If we’re all so smart, then why aren’t more of us happy? That was a question that Morrie was happy to wrestle with. Happiness, he said, comes from figuring out what gives your life purpose and then devoting yourself with passion to that purpose. For Morrie, that defining passion was teaching. Happiness comes from opening up to people, emotions, and experiences. For Morrie, the key experience was dancing, always dancing. But happiness also comes from knowing and accepting your limitations and imperfections. For Morrie, the key limitation was his body, which grew weaker as ALS limited his ability to walk, to feed himself, to breathe freely.
Laugh at yourself, Morrie urged.
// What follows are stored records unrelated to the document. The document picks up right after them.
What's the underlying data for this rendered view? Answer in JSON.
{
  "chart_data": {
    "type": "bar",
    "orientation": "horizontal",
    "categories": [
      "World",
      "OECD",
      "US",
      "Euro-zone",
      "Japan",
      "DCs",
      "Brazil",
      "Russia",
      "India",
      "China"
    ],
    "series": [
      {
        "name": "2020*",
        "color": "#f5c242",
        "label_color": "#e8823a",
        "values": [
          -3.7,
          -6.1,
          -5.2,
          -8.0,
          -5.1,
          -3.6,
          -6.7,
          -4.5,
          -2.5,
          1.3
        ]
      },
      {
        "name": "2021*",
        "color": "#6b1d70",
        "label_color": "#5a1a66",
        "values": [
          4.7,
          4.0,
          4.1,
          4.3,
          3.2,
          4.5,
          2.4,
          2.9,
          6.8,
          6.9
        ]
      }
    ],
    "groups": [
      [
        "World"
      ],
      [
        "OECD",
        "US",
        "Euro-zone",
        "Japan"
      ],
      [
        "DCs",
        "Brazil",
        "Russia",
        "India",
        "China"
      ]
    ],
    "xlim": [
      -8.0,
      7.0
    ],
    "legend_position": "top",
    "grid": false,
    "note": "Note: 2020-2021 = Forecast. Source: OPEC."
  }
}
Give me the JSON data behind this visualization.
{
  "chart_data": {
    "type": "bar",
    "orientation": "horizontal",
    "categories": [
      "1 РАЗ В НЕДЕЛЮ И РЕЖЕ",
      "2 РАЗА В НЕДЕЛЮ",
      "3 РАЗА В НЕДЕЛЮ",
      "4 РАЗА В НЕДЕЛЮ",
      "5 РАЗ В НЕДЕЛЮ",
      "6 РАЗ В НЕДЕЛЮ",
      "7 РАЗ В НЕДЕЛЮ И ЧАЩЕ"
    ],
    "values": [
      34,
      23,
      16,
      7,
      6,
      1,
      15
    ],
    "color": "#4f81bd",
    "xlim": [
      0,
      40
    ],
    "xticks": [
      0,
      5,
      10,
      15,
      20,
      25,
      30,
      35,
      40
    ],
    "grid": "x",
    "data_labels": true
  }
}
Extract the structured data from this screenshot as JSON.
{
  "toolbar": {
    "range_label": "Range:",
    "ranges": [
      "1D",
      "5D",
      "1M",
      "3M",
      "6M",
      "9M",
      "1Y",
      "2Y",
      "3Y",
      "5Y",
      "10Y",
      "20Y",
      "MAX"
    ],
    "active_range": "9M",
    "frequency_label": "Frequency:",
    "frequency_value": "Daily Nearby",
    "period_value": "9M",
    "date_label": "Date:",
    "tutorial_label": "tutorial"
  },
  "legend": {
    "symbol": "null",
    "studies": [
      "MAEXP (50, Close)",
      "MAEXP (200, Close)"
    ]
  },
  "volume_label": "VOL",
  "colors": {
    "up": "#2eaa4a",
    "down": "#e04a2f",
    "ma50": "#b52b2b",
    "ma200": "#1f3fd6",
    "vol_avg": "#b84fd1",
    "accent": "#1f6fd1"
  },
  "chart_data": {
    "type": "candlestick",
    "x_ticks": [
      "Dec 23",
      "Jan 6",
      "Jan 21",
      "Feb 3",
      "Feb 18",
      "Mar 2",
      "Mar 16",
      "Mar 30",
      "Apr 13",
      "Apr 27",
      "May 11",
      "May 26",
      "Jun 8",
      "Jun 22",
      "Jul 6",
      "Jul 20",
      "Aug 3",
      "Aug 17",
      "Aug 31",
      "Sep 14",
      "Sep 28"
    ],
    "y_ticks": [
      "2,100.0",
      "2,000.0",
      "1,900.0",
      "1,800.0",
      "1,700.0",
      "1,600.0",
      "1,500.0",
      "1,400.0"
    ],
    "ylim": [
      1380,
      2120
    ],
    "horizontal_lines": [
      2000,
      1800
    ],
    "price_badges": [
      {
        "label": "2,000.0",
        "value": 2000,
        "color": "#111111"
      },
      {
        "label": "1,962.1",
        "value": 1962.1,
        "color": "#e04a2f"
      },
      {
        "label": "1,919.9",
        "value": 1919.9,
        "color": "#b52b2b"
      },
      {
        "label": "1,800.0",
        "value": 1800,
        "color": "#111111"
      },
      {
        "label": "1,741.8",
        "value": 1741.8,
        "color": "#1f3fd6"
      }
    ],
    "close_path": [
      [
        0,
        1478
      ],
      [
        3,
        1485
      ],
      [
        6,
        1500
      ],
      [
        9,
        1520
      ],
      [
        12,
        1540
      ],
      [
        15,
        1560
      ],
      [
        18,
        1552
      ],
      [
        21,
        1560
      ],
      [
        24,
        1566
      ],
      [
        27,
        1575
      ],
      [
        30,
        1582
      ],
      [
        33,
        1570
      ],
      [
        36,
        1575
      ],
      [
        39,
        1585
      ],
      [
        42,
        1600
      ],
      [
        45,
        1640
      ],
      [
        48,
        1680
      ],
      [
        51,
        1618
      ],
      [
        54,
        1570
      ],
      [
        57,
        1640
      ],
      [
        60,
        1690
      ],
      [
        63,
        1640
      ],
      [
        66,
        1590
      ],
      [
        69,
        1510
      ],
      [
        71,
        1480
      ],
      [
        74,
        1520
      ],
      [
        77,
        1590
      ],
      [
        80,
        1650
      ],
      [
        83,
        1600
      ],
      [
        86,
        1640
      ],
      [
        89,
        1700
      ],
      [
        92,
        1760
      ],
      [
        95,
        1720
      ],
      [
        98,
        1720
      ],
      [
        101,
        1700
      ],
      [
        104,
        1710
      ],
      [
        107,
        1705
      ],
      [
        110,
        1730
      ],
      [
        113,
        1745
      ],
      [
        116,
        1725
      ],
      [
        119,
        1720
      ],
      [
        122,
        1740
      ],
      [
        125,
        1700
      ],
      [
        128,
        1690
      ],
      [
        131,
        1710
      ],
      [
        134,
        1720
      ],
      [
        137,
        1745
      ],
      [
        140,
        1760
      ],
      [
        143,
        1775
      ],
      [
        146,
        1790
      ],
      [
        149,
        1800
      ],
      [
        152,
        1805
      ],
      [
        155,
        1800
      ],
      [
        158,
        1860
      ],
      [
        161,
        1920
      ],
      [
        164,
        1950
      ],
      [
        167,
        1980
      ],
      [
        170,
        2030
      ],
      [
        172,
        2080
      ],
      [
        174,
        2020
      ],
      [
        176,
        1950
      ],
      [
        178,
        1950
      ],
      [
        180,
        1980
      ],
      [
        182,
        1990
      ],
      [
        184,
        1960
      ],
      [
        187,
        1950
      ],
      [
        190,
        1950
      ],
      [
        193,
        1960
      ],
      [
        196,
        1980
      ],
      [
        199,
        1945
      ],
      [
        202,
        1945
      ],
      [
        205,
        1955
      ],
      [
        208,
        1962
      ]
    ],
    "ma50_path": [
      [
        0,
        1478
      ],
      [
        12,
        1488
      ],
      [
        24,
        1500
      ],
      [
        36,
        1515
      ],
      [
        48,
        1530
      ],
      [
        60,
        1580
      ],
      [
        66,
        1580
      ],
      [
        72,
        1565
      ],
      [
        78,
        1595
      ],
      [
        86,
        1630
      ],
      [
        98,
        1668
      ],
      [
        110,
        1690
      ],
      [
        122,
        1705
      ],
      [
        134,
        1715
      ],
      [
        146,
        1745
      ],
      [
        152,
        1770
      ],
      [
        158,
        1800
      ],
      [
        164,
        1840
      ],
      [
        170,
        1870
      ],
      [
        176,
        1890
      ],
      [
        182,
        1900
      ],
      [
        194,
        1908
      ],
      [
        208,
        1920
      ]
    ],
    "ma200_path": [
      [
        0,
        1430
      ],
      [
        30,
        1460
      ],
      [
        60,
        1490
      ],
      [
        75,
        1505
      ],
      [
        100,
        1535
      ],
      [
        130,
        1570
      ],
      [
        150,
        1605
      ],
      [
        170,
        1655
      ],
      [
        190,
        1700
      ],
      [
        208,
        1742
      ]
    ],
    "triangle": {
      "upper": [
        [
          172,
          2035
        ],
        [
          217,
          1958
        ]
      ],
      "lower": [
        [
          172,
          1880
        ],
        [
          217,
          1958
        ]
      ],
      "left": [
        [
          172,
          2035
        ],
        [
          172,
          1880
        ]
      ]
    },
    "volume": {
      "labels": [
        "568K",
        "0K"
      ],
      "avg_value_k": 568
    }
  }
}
Forgive yourself for not doing the things that you should have done. He didn’t pine for lost youth: “You know what that reflects? Unsatisfied lives. Unfulfilled lives. Lives that haven’t found meaning. Because if you’ve found meaning in your life, you don’t want to go back. You want to go forward.”
Much of his advice may seem like common sense. Yet people often fail to act on such common sense, Morrie said, because they’re either sleepwalking or sprinting their way through life. Dying provides the kind of clarity that people need earlier in life but usually lack, Morrie said. Why not practice that greater awareness in your daily life now? “We’re involved in trillions of little acts just to keep going,” he wrote. “So we don’t get into the habit of standing back and looking at our lives and saying, Is this all? Is this all I want? Is something missing? … Dying is only one thing to be sad over…. Living unhappily is something else.”
Is his message sappy? Sure. That was Morrie. Is it simplistic? Well, Morrie didn’t think that the best answers were necessarily the most complicated answers. Sometimes, the simplest advice is also the truest advice, and, in that spirit, Morrie liked to quote this line from W.H. Auden: “Love each other or perish.”
“Everything that gets born dies,” Morrie wrote. “The best way to deal with that is to live in a fully conscious, compassionate, loving way…. Don’t wait until you’re on your deathbed to recognize that this is the only way to live.”
The only way to live. Take it from Morrie, a teacher to the last.